Concept
Voices of Aliveness 2012
Masaki Fujihata
A place for shouting: A collection of voices/shouts
The world today is full of sound and fury. Everywhere people are rife with angst over the present state of world affairs.
In the midst of all this, sometimes we just want to shout – without any particular objective, and with no clear reason.
What can we do about this? The project site at La Martiniere is a place for shouting, where people can shout into cyberspace,
and see/hear their experience documented on the Web. It is a collection of people's shouts. It is a sculpture of voices.
It is a "meta-monument" built of collective memory.
Project for the future
We will not stop shouting. We will continue to hold recording days every year. Voices of Aliveness is an ongoing project.
The 'shouting circuit'
Voices of Aliveness invites people to ride a bicycle on a special path prepared exclusively
for this project called the "shouting circuit". The bicycles are equipped with a GPS recorder and a video camera. As
participants ride the bicycle, traces of their path and shouts will be transformed into cyberspace in the shape of
a ring. The collected rings from each participant will be compiled to form a tower-like "time tunnel" – a cyber tunnel
of collected shouting that extends toward the heavens.
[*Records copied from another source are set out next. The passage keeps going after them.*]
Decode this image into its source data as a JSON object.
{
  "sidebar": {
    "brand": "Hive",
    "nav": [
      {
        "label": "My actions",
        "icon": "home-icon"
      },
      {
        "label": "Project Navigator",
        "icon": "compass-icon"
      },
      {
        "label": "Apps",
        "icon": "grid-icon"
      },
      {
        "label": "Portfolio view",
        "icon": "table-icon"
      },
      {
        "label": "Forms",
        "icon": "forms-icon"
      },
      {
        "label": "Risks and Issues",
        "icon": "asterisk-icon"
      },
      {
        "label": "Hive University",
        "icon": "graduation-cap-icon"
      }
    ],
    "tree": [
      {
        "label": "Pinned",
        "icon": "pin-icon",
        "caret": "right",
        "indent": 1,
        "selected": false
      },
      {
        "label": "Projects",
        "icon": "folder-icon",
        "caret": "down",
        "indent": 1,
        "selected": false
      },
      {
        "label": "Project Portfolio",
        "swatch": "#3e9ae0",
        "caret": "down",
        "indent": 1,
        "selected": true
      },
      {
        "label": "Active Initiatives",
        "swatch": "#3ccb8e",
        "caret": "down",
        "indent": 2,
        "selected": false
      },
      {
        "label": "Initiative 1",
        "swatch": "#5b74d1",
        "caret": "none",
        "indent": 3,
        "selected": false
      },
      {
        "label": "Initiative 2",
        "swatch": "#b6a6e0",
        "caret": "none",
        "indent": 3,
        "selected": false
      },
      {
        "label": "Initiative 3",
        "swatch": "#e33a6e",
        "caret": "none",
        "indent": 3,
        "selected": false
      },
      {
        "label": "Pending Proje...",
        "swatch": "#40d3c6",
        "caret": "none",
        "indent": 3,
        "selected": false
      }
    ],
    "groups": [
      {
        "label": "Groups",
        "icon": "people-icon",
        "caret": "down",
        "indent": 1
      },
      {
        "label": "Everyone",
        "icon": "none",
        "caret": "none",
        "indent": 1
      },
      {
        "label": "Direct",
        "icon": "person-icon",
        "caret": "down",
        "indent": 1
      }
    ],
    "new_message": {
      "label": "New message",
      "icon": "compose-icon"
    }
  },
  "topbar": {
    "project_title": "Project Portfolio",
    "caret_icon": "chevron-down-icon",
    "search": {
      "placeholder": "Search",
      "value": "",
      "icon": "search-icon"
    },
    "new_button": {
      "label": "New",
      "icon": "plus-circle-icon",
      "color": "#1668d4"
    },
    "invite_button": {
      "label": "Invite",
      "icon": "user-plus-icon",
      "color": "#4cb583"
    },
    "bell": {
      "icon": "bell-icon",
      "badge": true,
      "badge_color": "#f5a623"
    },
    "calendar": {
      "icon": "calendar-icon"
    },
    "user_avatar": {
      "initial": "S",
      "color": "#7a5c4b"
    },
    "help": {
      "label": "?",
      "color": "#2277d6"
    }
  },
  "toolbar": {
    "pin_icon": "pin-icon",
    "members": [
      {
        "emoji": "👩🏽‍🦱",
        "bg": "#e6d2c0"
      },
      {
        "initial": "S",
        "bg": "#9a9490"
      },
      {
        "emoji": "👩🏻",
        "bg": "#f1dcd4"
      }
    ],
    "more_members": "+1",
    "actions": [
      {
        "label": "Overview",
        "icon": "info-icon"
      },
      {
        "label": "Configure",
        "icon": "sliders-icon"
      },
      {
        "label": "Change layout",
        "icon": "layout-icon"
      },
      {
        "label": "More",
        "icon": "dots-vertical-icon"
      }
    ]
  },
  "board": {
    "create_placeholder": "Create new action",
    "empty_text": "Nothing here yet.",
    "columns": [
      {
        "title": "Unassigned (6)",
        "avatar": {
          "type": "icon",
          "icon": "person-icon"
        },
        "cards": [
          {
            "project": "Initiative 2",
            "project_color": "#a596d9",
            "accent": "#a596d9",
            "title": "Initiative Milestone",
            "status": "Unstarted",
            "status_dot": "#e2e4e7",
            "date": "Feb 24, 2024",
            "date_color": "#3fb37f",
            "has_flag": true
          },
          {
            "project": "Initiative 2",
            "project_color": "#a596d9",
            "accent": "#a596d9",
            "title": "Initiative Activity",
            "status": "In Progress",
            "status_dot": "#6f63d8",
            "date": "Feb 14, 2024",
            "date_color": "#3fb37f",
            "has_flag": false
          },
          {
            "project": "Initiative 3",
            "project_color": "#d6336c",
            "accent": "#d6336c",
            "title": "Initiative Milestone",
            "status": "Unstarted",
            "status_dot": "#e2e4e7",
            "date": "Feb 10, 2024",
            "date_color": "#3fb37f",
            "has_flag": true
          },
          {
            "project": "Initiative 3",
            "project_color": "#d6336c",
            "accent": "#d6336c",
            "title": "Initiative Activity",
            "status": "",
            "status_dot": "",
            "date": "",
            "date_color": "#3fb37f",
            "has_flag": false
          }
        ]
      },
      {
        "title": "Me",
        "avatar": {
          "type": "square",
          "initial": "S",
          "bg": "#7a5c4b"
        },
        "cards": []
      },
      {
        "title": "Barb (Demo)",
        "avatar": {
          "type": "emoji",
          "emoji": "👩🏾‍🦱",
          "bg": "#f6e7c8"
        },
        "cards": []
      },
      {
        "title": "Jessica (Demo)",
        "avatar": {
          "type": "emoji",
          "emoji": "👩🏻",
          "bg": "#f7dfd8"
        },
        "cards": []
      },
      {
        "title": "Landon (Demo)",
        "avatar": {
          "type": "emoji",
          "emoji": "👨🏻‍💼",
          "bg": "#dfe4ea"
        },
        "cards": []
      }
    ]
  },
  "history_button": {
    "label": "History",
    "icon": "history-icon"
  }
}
The composer Yasuaki Shimizu who is collaborating on the project will arrange the recorded voices for the soundtrack.
Conceptual background
The project bridges real space and cyberspace, or network space. The main concerns of the project are how we can express
our life, our aliveness, our activity in cyberspace, and how we can document what we are doing as collective memories
in digital format. The only way to tackle this problem is by designing a new medium, by expanding our creativity. Each
person's participation, their "shout" is the key to connecting technology and memory.
Bio
Masaki Fujihata
Pioneer in the field of computer graphics and media art, a professor at Tokyo University of the Arts. His works, imbued with
the special features unique to the newest technologies in media art, raised a variety of issues that had never emerged
in earlier media of expression, and in the process Fujihata breathed fresh new life into art. The works and projects
that are born from his unique philosophy and playful ideas are highly acclaimed both in Japan and abroad.
Yasuaki Shimizu
Composer and saxophonist Yasuaki Shimizu is an insatiably inquisitive artist whose musical explorations range from classical
to free improvisation. The work for which he is best known may be his groundbreaking interpretations of J.S. Bach.
Prolific in recording and live performance since his virtuosic saxophone first attracted attention in the 1970s,
he collaborates on video, multimedia and dance projects, as well as composing television and film music.